Segundo Rad, mesmo diante de guerras, dificuldades econômicas, cortes de internet e traumas vivenciados pela população, muitos iranianos permanecem esperançosos por um futuro melhor. Um sinal encorajador é o desejo de muitos de permanecer no país, em vez de partir, o que demonstra que a esperança de mudança ainda pulsa forte no coração do povo iraniano.

O Irã na lista de perseguição: um cenário de extremo risco

O Irã figura na 10ª posição na Lista Mundial de Perseguição (LMP), um ranking anual elaborado pela ONG Portas Abertas que identifica os países onde a prática da fé cristã acarreta as mais severas punições. A classificação do país no levantamento aponta um nível de perseguição considerado extremo.
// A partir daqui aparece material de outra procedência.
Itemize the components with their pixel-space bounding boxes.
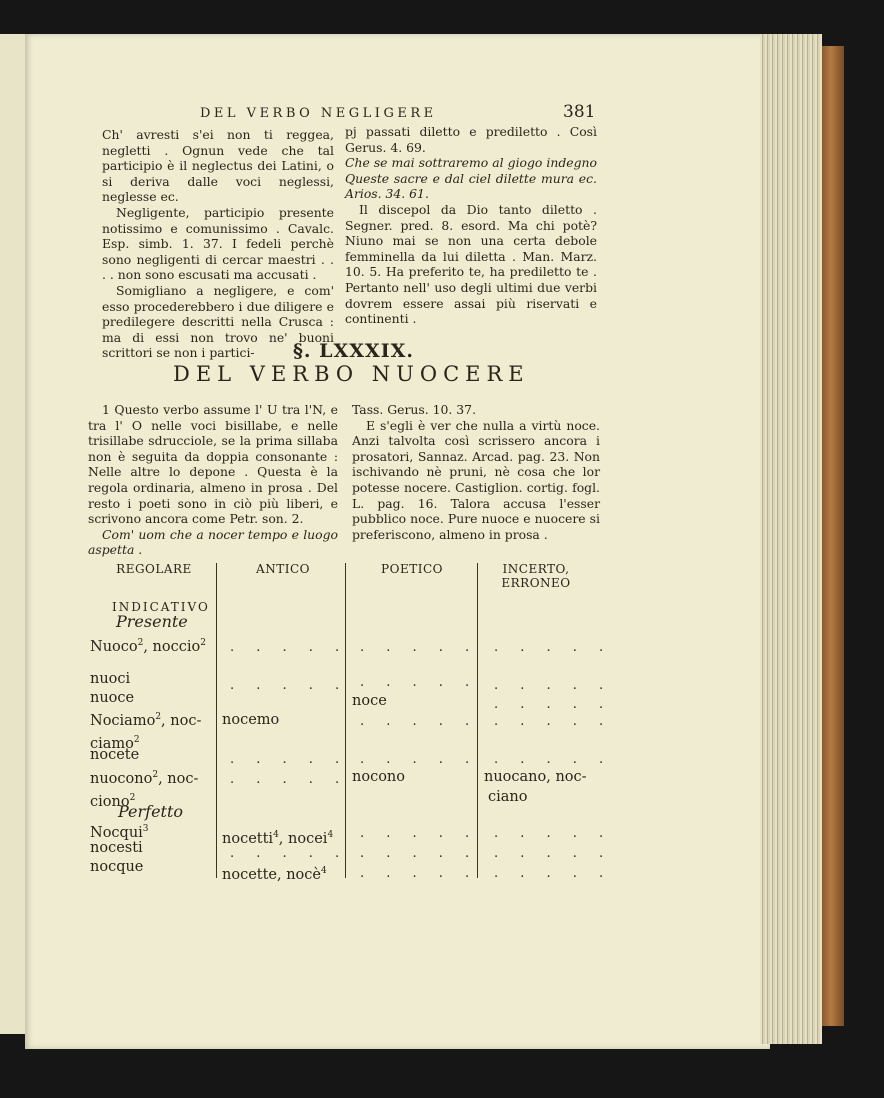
ellipsis: . . . . .	[360, 714, 479, 729]
ellipsis: . . . . .	[230, 752, 349, 767]
ellipsis: . . . . .	[230, 640, 349, 655]
verse: Che se mai sottraremo al giogo indegno Queste sacre e dal ciel dilette mura ec. Arios. 34. 61.	[345, 155, 597, 202]
header-poetico: POETICO	[381, 562, 443, 576]
ellipsis: . . . . .	[494, 678, 613, 693]
mid-right-column	[352, 402, 600, 542]
form-nocqui: Nocqui$^3$	[90, 824, 149, 841]
column-divider	[216, 563, 217, 878]
incerto-nuocano: nuocano, noc-	[484, 769, 587, 785]
column-divider	[345, 563, 346, 878]
chapter-title: DEL VERBO NUOCERE	[173, 362, 530, 386]
page-edges	[760, 34, 822, 1044]
form-nuocono: nuocono$^2$, noc-ciono$^2$	[90, 770, 199, 810]
ellipsis: . . . . .	[360, 675, 479, 690]
form-nociamo: Nociamo$^2$, noc-ciamo$^2$	[90, 712, 202, 752]
incerto-ciano: ciano	[488, 789, 528, 805]
paragraph: Ch' avresti s'ei non ti reggea, negletti . Ognun vede che tal participio è il neglectus dei Latini, o si deriva dalle voci neglessi, neglesse ec.	[102, 127, 334, 205]
poetico-noce: noce	[352, 693, 387, 709]
book-cover	[822, 46, 844, 1026]
ellipsis: . . . . .	[494, 846, 613, 861]
top-right-column	[345, 124, 597, 327]
ellipsis: . . . . .	[494, 752, 613, 767]
antico-nocemo: nocemo	[222, 712, 280, 728]
facing-page-edge	[0, 34, 28, 1034]
tense-present: Presente	[116, 612, 188, 631]
form-nuoco: Nuoco$^2$, noccio$^2$	[90, 638, 206, 655]
header-antico: ANTICO	[256, 562, 310, 576]
ellipsis: . . . . .	[494, 714, 613, 729]
ellipsis: . . . . .	[360, 846, 479, 861]
tense-perfect: Perfetto	[118, 802, 184, 821]
ellipsis: . . . . .	[230, 846, 349, 861]
mid-left-column	[88, 402, 338, 558]
poetico-nocono: nocono	[352, 769, 405, 785]
running-title: DEL VERBO NEGLIGERE	[200, 106, 437, 121]
ellipsis: . . . . .	[494, 866, 613, 881]
paragraph: Tass. Gerus. 10. 37.	[352, 402, 477, 417]
header-incerto: INCERTO, ERRONEO	[501, 562, 571, 590]
paragraph: Somigliano a negligere, e com' esso procederebbero i due diligere e predilegere descritti nella Crusca : ma di essi non trovo ne' buoni scrittori se non i partici-	[102, 282, 334, 361]
section-number: §. LXXXIX.	[293, 340, 414, 362]
ellipsis: . . . . .	[494, 826, 613, 841]
paragraph: Negligente, participio presente notissimo e comunissimo . Cavalc. Esp. simb. 1. 37. I fedeli perchè sono negligenti di cercar maestri . . . . non sono escusati ma accusati .	[102, 204, 334, 283]
ellipsis: . . . . .	[494, 640, 613, 655]
ellipsis: . . . . .	[230, 678, 349, 693]
verse: Com' uom che a nocer tempo e luogo aspetta .	[88, 526, 338, 558]
paragraph: 1 Questo verbo assume l' U tra l'N, e tra l' O nelle voci bisillabe, e nelle trisillabe sdrucciole, se la prima sillaba non è seguita da doppia consonante : Nelle altre lo depone . Questa è la regola ordinaria, almeno in prosa . Del resto i poeti sono in ciò più liberi, e scrivono ancora come Petr. son. 2.	[88, 402, 338, 527]
ellipsis: . . . . .	[360, 826, 479, 841]
antico-nocetti: nocetti$^4$, nocei$^4$	[222, 830, 334, 847]
form-nocesti: nocesti	[90, 840, 143, 856]
ellipsis: . . . . .	[360, 640, 479, 655]
paragraph: E s'egli è ver che nulla a virtù noce. Anzi talvolta così scrissero ancora i prosatori, Sannaz. Arcad. pag. 23. Non ischivando nè pruni, nè cosa che lor potesse nocere. Castiglion. cortig. fogl. L. pag. 16. Talora accusa l'esser pubblico noce. Pure nuoce e nuocere si preferiscono, almeno in prosa .	[352, 417, 600, 542]
paragraph: Il discepol da Dio tanto diletto . Segner. pred. 8. esord. Ma chi potè? Niuno mai se non una certa debole femminella da lui diletta . Man. Marz. 10. 5. Ha preferito te, ha prediletto te . Pertanto nell' uso degli ultimi due verbi dovrem essere assai più riservati e continenti .	[345, 201, 597, 327]
form-nuoce: nuoce	[90, 690, 135, 706]
form-nuoci: nuoci	[90, 671, 131, 687]
mood-label: INDICATIVO	[112, 600, 210, 614]
ellipsis: . . . . .	[494, 697, 613, 712]
form-nocque: nocque	[90, 859, 144, 875]
ellipsis: . . . . .	[360, 752, 479, 767]
ellipsis: . . . . .	[230, 772, 349, 787]
top-left-column	[102, 127, 334, 361]
ellipsis: . . . . .	[360, 866, 479, 881]
form-nocete: nocete	[90, 747, 140, 763]
paragraph: pj passati diletto e prediletto . Così Gerus. 4. 69.	[345, 124, 597, 155]
header-regolare: REGOLARE	[116, 562, 192, 576]
antico-nocette: nocette, nocè$^4$	[222, 866, 327, 883]
page-number: 381	[563, 102, 596, 122]
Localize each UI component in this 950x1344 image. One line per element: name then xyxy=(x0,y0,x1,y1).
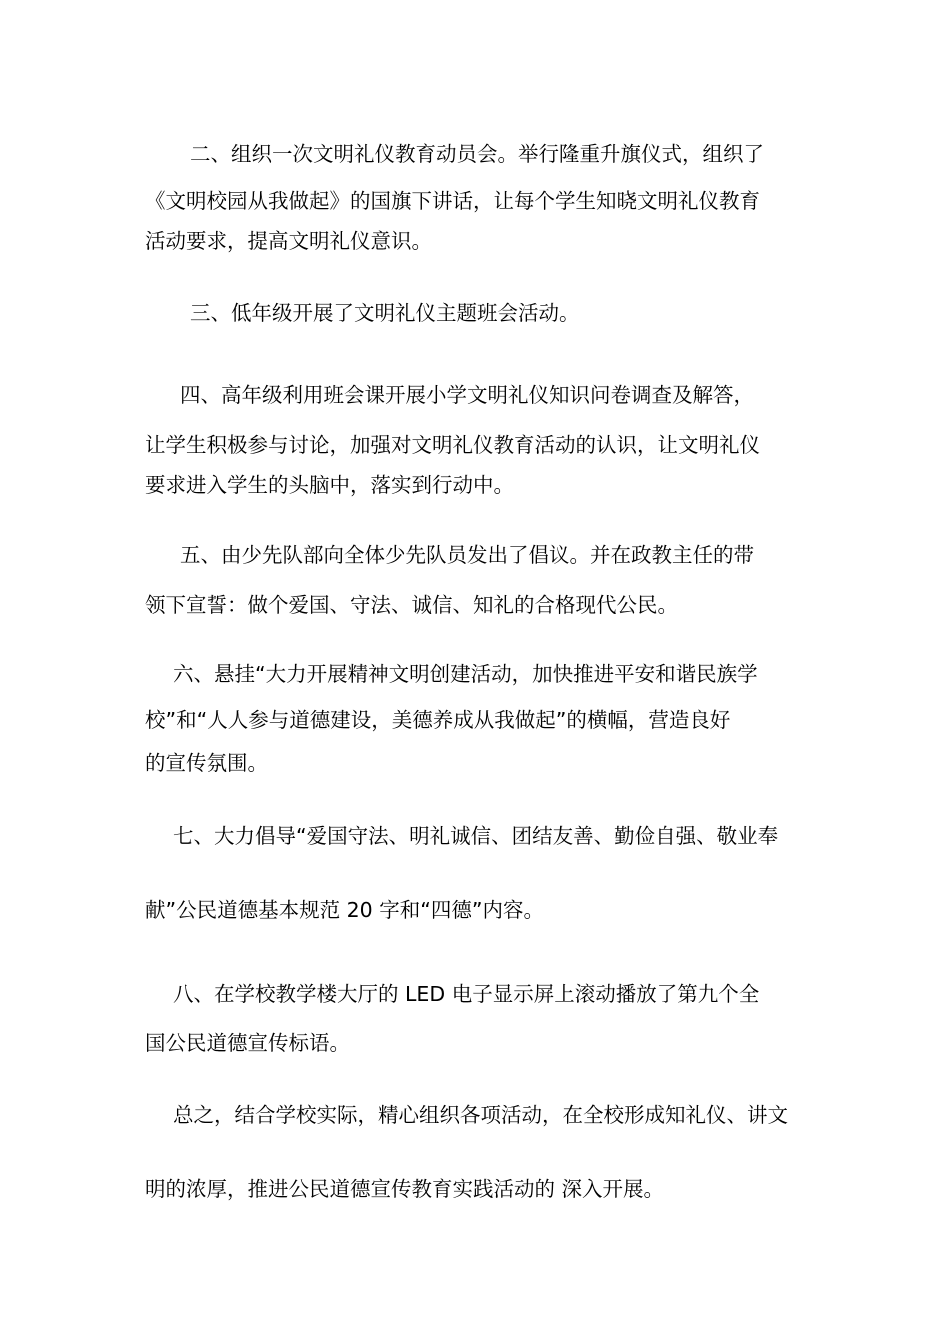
text-line: 《文明校园从我做起》的国旗下讲话，让每个学生知晓文明礼仪教育 xyxy=(145,189,760,213)
text-line: 活动要求，提高文明礼仪意识。 xyxy=(145,229,432,253)
text-line: 的宣传氛围。 xyxy=(145,751,268,775)
text-line: 四、高年级利用班会课开展小学文明礼仪知识问卷调查及解答， xyxy=(180,383,754,407)
text-line: 八、在学校教学楼大厅的 LED 电子显示屏上滚动播放了第九个全 xyxy=(173,982,760,1006)
text-line: 国公民道德宣传标语。 xyxy=(145,1031,350,1055)
text-line: 六、悬挂“大力开展精神文明创建活动，加快推进平安和谐民族学 xyxy=(173,662,758,686)
text-line: 二、组织一次文明礼仪教育动员会。举行隆重升旗仪式，组织了 xyxy=(190,142,764,166)
text-line: 三、低年级开展了文明礼仪主题班会活动。 xyxy=(190,301,580,325)
text-line: 明的浓厚，推进公民道德宣传教育实践活动的 深入开展。 xyxy=(145,1177,665,1201)
text-line: 要求进入学生的头脑中，落实到行动中。 xyxy=(145,473,514,497)
text-line: 校”和“人人参与道德建设，美德养成从我做起”的横幅，营造良好 xyxy=(145,708,731,732)
text-line: 领下宣誓：做个爱国、守法、诚信、知礼的合格现代公民。 xyxy=(145,593,678,617)
text-line: 让学生积极参与讨论，加强对文明礼仪教育活动的认识，让文明礼仪 xyxy=(145,433,760,457)
text-line: 五、由少先队部向全体少先队员发出了倡议。并在政教主任的带 xyxy=(180,543,754,567)
text-line: 献”公民道德基本规范 20 字和“四德”内容。 xyxy=(145,898,544,922)
text-line: 七、大力倡导“爱国守法、明礼诚信、团结友善、勤俭自强、敬业奉 xyxy=(173,824,779,848)
text-line: 总之，结合学校实际，精心组织各项活动，在全校形成知礼仪、讲文 xyxy=(173,1103,788,1127)
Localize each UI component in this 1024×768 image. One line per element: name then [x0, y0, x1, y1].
Nesse contexto, os cristãos no Irã enfrentam um leque de perigos que incluem vigilância constante por parte do Estado, ameaças diretas, prisões arbitrárias e, em casos extremos, a possibilidade de serem condenados à morte. A situação descrita por Bahar Rad reflete a dura realidade documentada por organizações internacionais que monitoram a liberdade religiosa ao redor do mundo.

A jornada de Bahar Rad e sua família é um testemunho pungente da resiliência humana e da força da fé diante da opressão. Sua história lança luz sobre as dificuldades enfrentadas por minorias religiosas em regimes autoritários e reforça a importância da luta contínua por liberdade de expressão e crença em todo o globo.